I really have no excuse for not updating in so long! I'm working on more for the main story, I promise.


I was pleasantly surprised to find my head wasn't spinning wildly when I started to wake up. The room was annoyingly bright, even through my eyelids, but at least the only noise in the room was breathing. It took me a solid minute to realize that my breaths weren't the only ones there. That almost-snore brought me up to speed easily, and I didn't even have to open my eyes. I'd never paid much attention to it before, but I had a feeling I'd know that breathing anywhere.

There's the head spinning I missed so much, I thought.

Was it a good or bad thing that I could remember every excruciating detail from the night before? Health-wise, probably good. But having that perfect recall was going to be a bitch moving forward. I contemplated the prospect of just going back to normal as if he'd never begged me to fuck him harder. Damn near impossible, especially with the one memory I'd absolutely have to lock away - those eyes, looking up at me all big and blue like I was a god or some kind of movie star.

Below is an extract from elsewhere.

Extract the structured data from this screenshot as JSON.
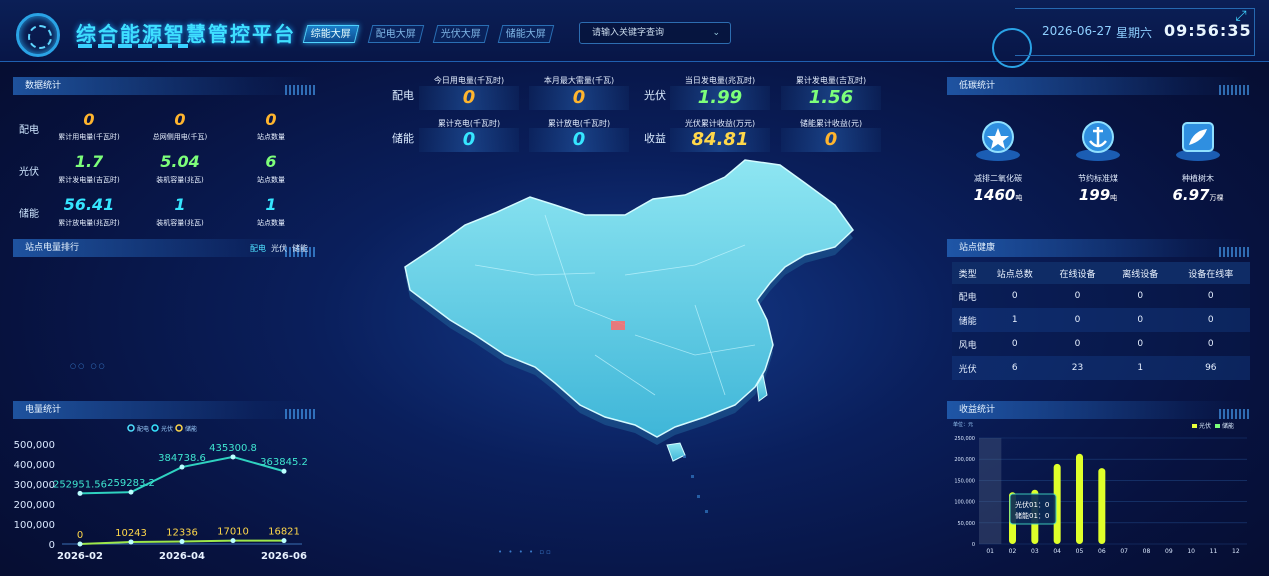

"Come on, kid, don't look at me like that."

"Like what?" he whispered.

"Like I saved your life or something. Just go to sleep."

He'd obeyed without a fight. I almost wished I'd called him a cab to save him from the embarrassment of waking up here.

I spent a few more minutes trying to figure out how the hell to handle this, to no avail, before he started to stir. I hoped he'd just get the hell out, and I was sure I was right when I heard the frantic rustling of clothes. Until I heard cupboards closing instead of the front door.

I managed to hold back a groan as I sat up. I pulled on some sweats and a Red Wings jersey, rolling my eyes when I heard some pans clanging. This kid must have some kind of death wish. Of course, I didn't mind one bit, but I knew how he saw me. He probably thought I was already planning his murder in my sleep.

I stopped short in the doorway when I saw him. I'd planned on marching up to him and demanding he either get out or back in bed, but I couldn't seem to do a damn thing. He looked like he belonged there, holding a spatula I'd forgotten I owned. He hummed some nonsensical tune to himself, like it was any other morning, and this was totally normal. I could see the stupidly sweet Disney ending right there in front of me and I was struck with an unfamiliar feeling - hesitation.

He solved that for me when he finally noticed me standing at the end of the room. He stared back at me, just as frozen as I was. The wall clock was uncomfortably loud, ticking away the seconds of silence. I managed to work up the courage to clear my throat, though I berated myself for being nervous in the first place.

"Say, Newbie, I think you're burning there," I told him. It sounded less flat in my head.

He kept looking at me as he put the pancake on the plate next to the stove. It killed me to see the fear in his eyes, so different from how he looked last night. He pushed the plate in my direction slowly, cautiously. I tore my eyes away from him to look down at it, and abruptly resolved to make sure he'd never be afraid of me again.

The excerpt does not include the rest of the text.